Criss approached the Production Office entrance. No one had shown up yet; it would be another hour and a half before the regular staff arrived. He unlocked the door, switched on the lights and stepped inside. On his executive assistant's desk was a large Manila envelope addressed to him, stamped with the approval from the postal inspectors who had run it through the X-ray machine in the mail room to detect any letter bombs, anthrax spores, or other bugaboos created in the post Nine-Eleven world in which he now lived. He picked it up and carried it to his desk, tossing it onto the pile of correspondence waiting for him that morning. He knew what it was already, so there was no real eagerness on his part to tear into it.
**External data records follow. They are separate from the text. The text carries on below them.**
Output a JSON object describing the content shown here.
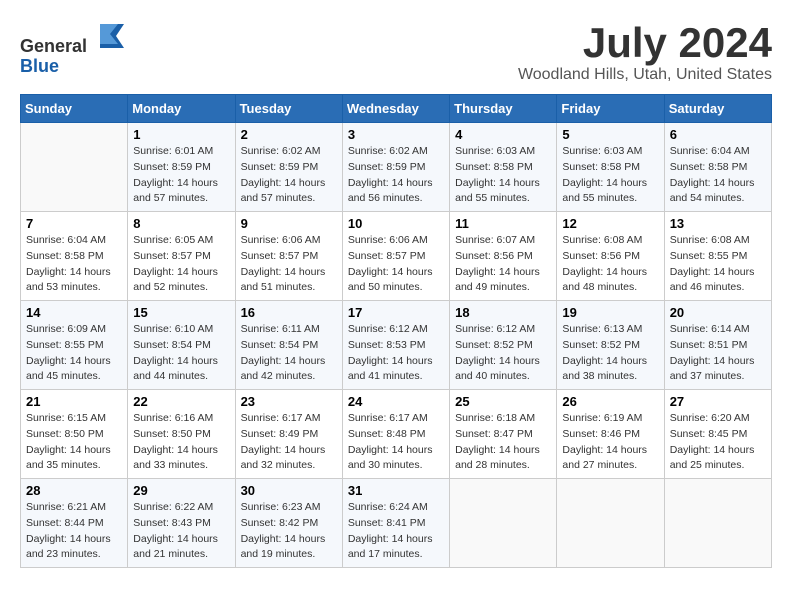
{
  "logo": {
    "general": "General",
    "blue": "Blue"
  },
  "title": "July 2024",
  "location": "Woodland Hills, Utah, United States",
  "days_of_week": [
    "Sunday",
    "Monday",
    "Tuesday",
    "Wednesday",
    "Thursday",
    "Friday",
    "Saturday"
  ],
  "weeks": [
    [
      {
        "day": "",
        "sunrise": "",
        "sunset": "",
        "daylight": ""
      },
      {
        "day": "1",
        "sunrise": "Sunrise: 6:01 AM",
        "sunset": "Sunset: 8:59 PM",
        "daylight": "Daylight: 14 hours and 57 minutes."
      },
      {
        "day": "2",
        "sunrise": "Sunrise: 6:02 AM",
        "sunset": "Sunset: 8:59 PM",
        "daylight": "Daylight: 14 hours and 57 minutes."
      },
      {
        "day": "3",
        "sunrise": "Sunrise: 6:02 AM",
        "sunset": "Sunset: 8:59 PM",
        "daylight": "Daylight: 14 hours and 56 minutes."
      },
      {
        "day": "4",
        "sunrise": "Sunrise: 6:03 AM",
        "sunset": "Sunset: 8:58 PM",
        "daylight": "Daylight: 14 hours and 55 minutes."
      },
      {
        "day": "5",
        "sunrise": "Sunrise: 6:03 AM",
        "sunset": "Sunset: 8:58 PM",
        "daylight": "Daylight: 14 hours and 55 minutes."
      },
      {
        "day": "6",
        "sunrise": "Sunrise: 6:04 AM",
        "sunset": "Sunset: 8:58 PM",
        "daylight": "Daylight: 14 hours and 54 minutes."
      }
    ],
    [
      {
        "day": "7",
        "sunrise": "Sunrise: 6:04 AM",
        "sunset": "Sunset: 8:58 PM",
        "daylight": "Daylight: 14 hours and 53 minutes."
      },
      {
        "day": "8",
        "sunrise": "Sunrise: 6:05 AM",
        "sunset": "Sunset: 8:57 PM",
        "daylight": "Daylight: 14 hours and 52 minutes."
      },
      {
        "day": "9",
        "sunrise": "Sunrise: 6:06 AM",
        "sunset": "Sunset: 8:57 PM",
        "daylight": "Daylight: 14 hours and 51 minutes."
      },
      {
        "day": "10",
        "sunrise": "Sunrise: 6:06 AM",
        "sunset": "Sunset: 8:57 PM",
        "daylight": "Daylight: 14 hours and 50 minutes."
      },
      {
        "day": "11",
        "sunrise": "Sunrise: 6:07 AM",
        "sunset": "Sunset: 8:56 PM",
        "daylight": "Daylight: 14 hours and 49 minutes."
      },
      {
        "day": "12",
        "sunrise": "Sunrise: 6:08 AM",
        "sunset": "Sunset: 8:56 PM",
        "daylight": "Daylight: 14 hours and 48 minutes."
      },
      {
        "day": "13",
        "sunrise": "Sunrise: 6:08 AM",
        "sunset": "Sunset: 8:55 PM",
        "daylight": "Daylight: 14 hours and 46 minutes."
      }
    ],
    [
      {
        "day": "14",
        "sunrise": "Sunrise: 6:09 AM",
        "sunset": "Sunset: 8:55 PM",
        "daylight": "Daylight: 14 hours and 45 minutes."
      },
      {
        "day": "15",
        "sunrise": "Sunrise: 6:10 AM",
        "sunset": "Sunset: 8:54 PM",
        "daylight": "Daylight: 14 hours and 44 minutes."
      },
      {
        "day": "16",
        "sunrise": "Sunrise: 6:11 AM",
        "sunset": "Sunset: 8:54 PM",
        "daylight": "Daylight: 14 hours and 42 minutes."
      },
      {
        "day": "17",
        "sunrise": "Sunrise: 6:12 AM",
        "sunset": "Sunset: 8:53 PM",
        "daylight": "Daylight: 14 hours and 41 minutes."
      },
      {
        "day": "18",
        "sunrise": "Sunrise: 6:12 AM",
        "sunset": "Sunset: 8:52 PM",
        "daylight": "Daylight: 14 hours and 40 minutes."
      },
      {
        "day": "19",
        "sunrise": "Sunrise: 6:13 AM",
        "sunset": "Sunset: 8:52 PM",
        "daylight": "Daylight: 14 hours and 38 minutes."
      },
      {
        "day": "20",
        "sunrise": "Sunrise: 6:14 AM",
        "sunset": "Sunset: 8:51 PM",
        "daylight": "Daylight: 14 hours and 37 minutes."
      }
    ],
    [
      {
        "day": "21",
        "sunrise": "Sunrise: 6:15 AM",
        "sunset": "Sunset: 8:50 PM",
        "daylight": "Daylight: 14 hours and 35 minutes."
      },
      {
        "day": "22",
        "sunrise": "Sunrise: 6:16 AM",
        "sunset": "Sunset: 8:50 PM",
        "daylight": "Daylight: 14 hours and 33 minutes."
      },
      {
        "day": "23",
        "sunrise": "Sunrise: 6:17 AM",
        "sunset": "Sunset: 8:49 PM",
        "daylight": "Daylight: 14 hours and 32 minutes."
      },
      {
        "day": "24",
        "sunrise": "Sunrise: 6:17 AM",
        "sunset": "Sunset: 8:48 PM",
        "daylight": "Daylight: 14 hours and 30 minutes."
      },
      {
        "day": "25",
        "sunrise": "Sunrise: 6:18 AM",
        "sunset": "Sunset: 8:47 PM",
        "daylight": "Daylight: 14 hours and 28 minutes."
      },
      {
        "day": "26",
        "sunrise": "Sunrise: 6:19 AM",
        "sunset": "Sunset: 8:46 PM",
        "daylight": "Daylight: 14 hours and 27 minutes."
      },
      {
        "day": "27",
        "sunrise": "Sunrise: 6:20 AM",
        "sunset": "Sunset: 8:45 PM",
        "daylight": "Daylight: 14 hours and 25 minutes."
      }
    ],
    [
      {
        "day": "28",
        "sunrise": "Sunrise: 6:21 AM",
        "sunset": "Sunset: 8:44 PM",
        "daylight": "Daylight: 14 hours and 23 minutes."
      },
      {
        "day": "29",
        "sunrise": "Sunrise: 6:22 AM",
        "sunset": "Sunset: 8:43 PM",
        "daylight": "Daylight: 14 hours and 21 minutes."
      },
      {
        "day": "30",
        "sunrise": "Sunrise: 6:23 AM",
        "sunset": "Sunset: 8:42 PM",
        "daylight": "Daylight: 14 hours and 19 minutes."
      },
      {
        "day": "31",
        "sunrise": "Sunrise: 6:24 AM",
        "sunset": "Sunset: 8:41 PM",
        "daylight": "Daylight: 14 hours and 17 minutes."
      },
      {
        "day": "",
        "sunrise": "",
        "sunset": "",
        "daylight": ""
      },
      {
        "day": "",
        "sunrise": "",
        "sunset": "",
        "daylight": ""
      },
      {
        "day": "",
        "sunrise": "",
        "sunset": "",
        "daylight": ""
      }
    ]
  ]
}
A quick cup of coffee later, Criss sat down and opened the envelope. It was a screenplay of a holiday made-for-TV movie he had promised some Hollywood producer he would consider appearing in if his already full schedule would accomodate it. Angel Unaware read the title on the cover. Criss smiled to himself. Talk about typecasting, he joked inwardly. He opened the script and read the summary of the plot on the first page: a spoiled, self-centered heiress planning a huge Christmas party for the cream of society runs across a homeless bum (played by Criss) who is really an angel in disguise; through magic, he shows her the error of her selfish ways and makes her more charitable toward the poor and homeless. Trite, rather cliche, but kinda fun to read anyway, he thought. Better than rehashing Scrooge or any other of the usual Christmas characters.
From skimming over the script, he found his role rather small, just a few appearances in the first few scenes, then brief dialogue with the main character. A few days' shooting, then he was done, according to the producer. Maybe he could squeeze it in somehow. Might be fun. He had some acting experience under his belt already with his CSI: New York episode starring himself as Luke Blade, a psychopathic magician who murdered his two assistants in imitation of his magic acts, so it wasn't as if they weren't throwing him in front of the camera untutored. MindFreak season number five was over and done with, and he knew the Loyals wanted to see more of him, so this would be his Christmas present to his fans. The more he thought of it, the more he liked the idea of doing the movie. By the time he finished reading the script, he had made up his mind to call Dave and tell him to schedule time for filming.
Criss set aside the script and tackled the rest of his paperwork, mostly tedious routine: insurance claims, statements, invoices, permit forms, and the like. The movie could wait, he figured. For now, he had to take care of today's business. Success bought responsibility, and Criss never shirked responsibility, no matter what form it took.